Non è stato il mio caso, ma sono dotata di qualcosa che mi permette di comprendere situazioni anche senza averle vissute in prima persona.

Di emergenza si tratta, e come tale dovrà rientrare.

La situazione di lockdown ha portato con sé una serie di complicazioni che nessuno desidera, e che non sono sostenibili nel tempo. Di emergenza si tratta, e come ogni emergenza dovrà rientrare, lasciando spazio ad una nuova normalità, più facilmente gestibile.
Per intenderci: non c’è nulla di “smart” nell’affollarsi in tre – genitore che lavora e figli che fanno scuola – su due computer, nulla di desiderabile nello stare in chat tenendo nello sgabuzzino i figli che non ne possono più e cercano un conforto, travestito da aiuto, negli unici adulti disponibili, ovvero mamme e papà, che starebbero lavorando. Sembra una banalità, e dovrebbe esserlo, ma invece mi son trovata a discuterne più volte, a partire dai suggerimenti per una fase 2 in cui aprono gli uffici e restano chiuse le scuole, e in cui lavorare da casa diventa la soluzione, perché “intanto guardi anche i bambini”.

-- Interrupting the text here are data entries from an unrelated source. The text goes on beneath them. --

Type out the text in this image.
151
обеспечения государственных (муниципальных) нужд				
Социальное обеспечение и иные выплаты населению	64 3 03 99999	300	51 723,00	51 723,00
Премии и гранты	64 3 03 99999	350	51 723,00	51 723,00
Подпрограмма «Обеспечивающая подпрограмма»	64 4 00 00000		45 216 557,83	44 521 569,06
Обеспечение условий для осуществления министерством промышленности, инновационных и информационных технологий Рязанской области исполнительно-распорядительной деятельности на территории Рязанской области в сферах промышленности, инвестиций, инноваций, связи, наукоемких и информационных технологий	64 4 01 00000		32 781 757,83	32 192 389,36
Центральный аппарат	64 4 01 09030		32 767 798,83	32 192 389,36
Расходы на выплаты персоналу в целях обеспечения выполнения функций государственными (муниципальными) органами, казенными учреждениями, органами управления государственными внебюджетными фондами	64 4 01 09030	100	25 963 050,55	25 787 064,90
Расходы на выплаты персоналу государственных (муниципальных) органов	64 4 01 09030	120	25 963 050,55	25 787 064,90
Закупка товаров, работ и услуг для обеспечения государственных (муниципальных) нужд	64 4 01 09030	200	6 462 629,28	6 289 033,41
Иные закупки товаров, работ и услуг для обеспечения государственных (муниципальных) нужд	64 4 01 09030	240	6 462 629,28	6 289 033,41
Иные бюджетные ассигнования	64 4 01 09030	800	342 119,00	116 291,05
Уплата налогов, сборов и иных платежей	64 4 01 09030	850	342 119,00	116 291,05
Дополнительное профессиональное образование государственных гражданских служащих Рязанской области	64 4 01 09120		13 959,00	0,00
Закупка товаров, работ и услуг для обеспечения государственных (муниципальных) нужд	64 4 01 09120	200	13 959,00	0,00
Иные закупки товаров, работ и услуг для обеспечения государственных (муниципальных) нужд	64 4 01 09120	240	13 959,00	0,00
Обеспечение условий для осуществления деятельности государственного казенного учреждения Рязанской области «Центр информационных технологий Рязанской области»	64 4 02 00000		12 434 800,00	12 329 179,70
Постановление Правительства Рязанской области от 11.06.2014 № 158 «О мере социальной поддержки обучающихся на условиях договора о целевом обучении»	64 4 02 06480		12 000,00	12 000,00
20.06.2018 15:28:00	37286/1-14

Non tutto il male vien per nuocere! (neanche stavolta)

Mi consola pensare che non tutto il male vien per nuocere. Si fa tanto parlare di “risorsa umana” nel lavoro, nelle aziende. Però queste risorse devono avere davvero poco di umano, ovvero di esigenze “altre” rispetto il lavoro, di caratteristiche personali, e così via. Tutti in azienda, dimentichi della loro vita a casa, della loro soggettività (vedi alla voce “dress code”, che può essere esplicito, nei migliori dei casi, oppure no), del bisogno di sapere quando puoi considerarti libero dal lavoro. Perché sì, proprio in virtù del fatto che lavoriamo con dedizione e passione, ci piace anche smettere, tornare a casa, andare a correre o a cantare, trovarsi con le amiche a “ciacolare” e basta, giocare con i nostri figli o con l’amorazzo di passaggio (ad ogni età). Qualcosa non va? Volevate una risorsa umana o una macchina, al massimo un’intelligenza artificiale?

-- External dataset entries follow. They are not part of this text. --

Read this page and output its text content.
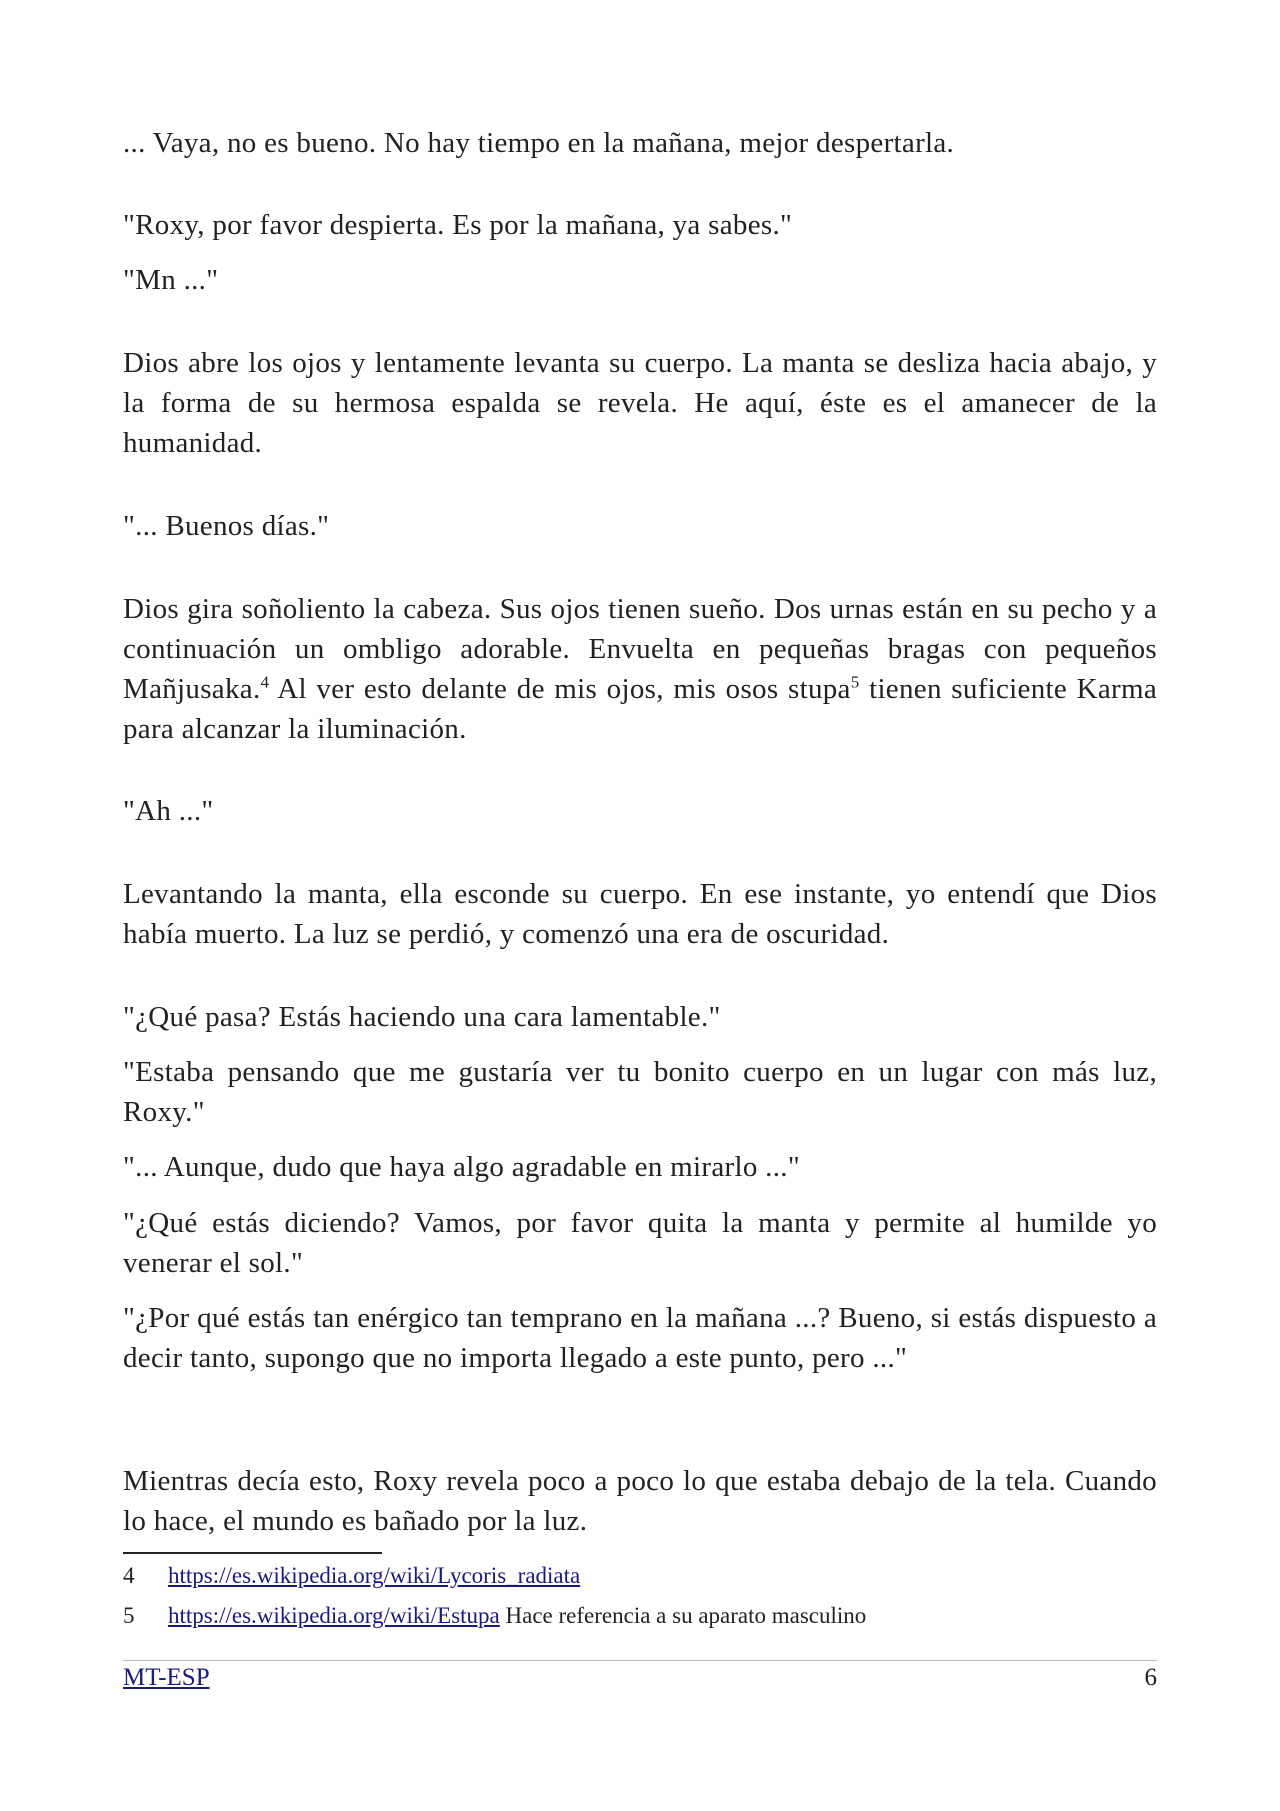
... Vaya, no es bueno. No hay tiempo en la mañana, mejor despertarla.

"Roxy, por favor despierta. Es por la mañana, ya sabes."

"Mn ..."

Dios abre los ojos y lentamente levanta su cuerpo. La manta se desliza hacia abajo, y la forma de su hermosa espalda se revela. He aquí, éste es el amanecer de la humanidad.

"... Buenos días."

Dios gira soñoliento la cabeza. Sus ojos tienen sueño. Dos urnas están en su pecho y a continuación un ombligo adorable. Envuelta en pequeñas bragas con pequeños Mañjusaka.$^4$ Al ver esto delante de mis ojos, mis osos stupa$^5$ tienen suficiente Karma para alcanzar la iluminación.

"Ah ..."

Levantando la manta, ella esconde su cuerpo. En ese instante, yo entendí que Dios había muerto. La luz se perdió, y comenzó una era de oscuridad.

"¿Qué pasa? Estás haciendo una cara lamentable."

"Estaba pensando que me gustaría ver tu bonito cuerpo en un lugar con más luz, Roxy."

"... Aunque, dudo que haya algo agradable en mirarlo ..."

"¿Qué estás diciendo? Vamos, por favor quita la manta y permite al humilde yo venerar el sol."

"¿Por qué estás tan enérgico tan temprano en la mañana ...? Bueno, si estás dispuesto a decir tanto, supongo que no importa llegado a este punto, pero ..."

Mientras decía esto, Roxy revela poco a poco lo que estaba debajo de la tela. Cuando lo hace, el mundo es bañado por la luz.

4 https://es.wikipedia.org/wiki/Lycoris_radiata
5 https://es.wikipedia.org/wiki/Estupa Hace referencia a su aparato masculino
MT-ESP	6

Cos’ha dunque avuto di “buono”* questo lockdown? Che ci ha costretti a mostrare la nostra umanità. Proprio nel senso letterale. Le video conferenze di lavoro, ma anche le video chiamate, il surrogato più simile ad un contatto di persona, hanno rivelato le immagini del nostro vivere quotidiano. Molto più dei selfie sui social, che sono comunque costruiti, per quanto in modo maldestro. E hanno fatto diventare questa realtà molto più accettabile. Se siamo stati accorti, abbiamo studiato un po’ gli sfondi da cui trasmettere, anche solo spostando di un metro il mucchio delle cose da stirare; in ogni caso siamo stati costretti a far entrare in casa le persone dell’azienda (capi, colleghi, clienti), superando il pudore di una presunta inadeguatezza di un ambiente domestico come luogo di produzione professionale.

le “sciure”, uffa!

Qualche anno fa, in contesto di assoluta omologazione e aspettative standardizzate, mi era capitata una cosa che certo ora non avrebbe più ragione d’essere. Mi ha tanto colpita che ancora mi viene da citarla.
Dunque, la cliente era una “sciura” di buona società e in quanto tale rientrava nei canoni condivisi di prestigio. Per intenderci, la classica snob upper class, vacanza in barca (che lei con sufficienza catalogava con un “ma che ci vuole, fai una borsa con due cosucce e parti”), borse firmatissime (ma standard, ovvie, direi), meches d’ordinanza e tutto il resto. Per lei, e per la sua azienda, io curavo la comunicazione e le PR. Come dire, rendo visibile ciò che sei, nella versione migliore possibile. Era molto soddisfatta di creatività e realizzazioni che arrivavano da me, in termini di immagine, di eventi e altre idee.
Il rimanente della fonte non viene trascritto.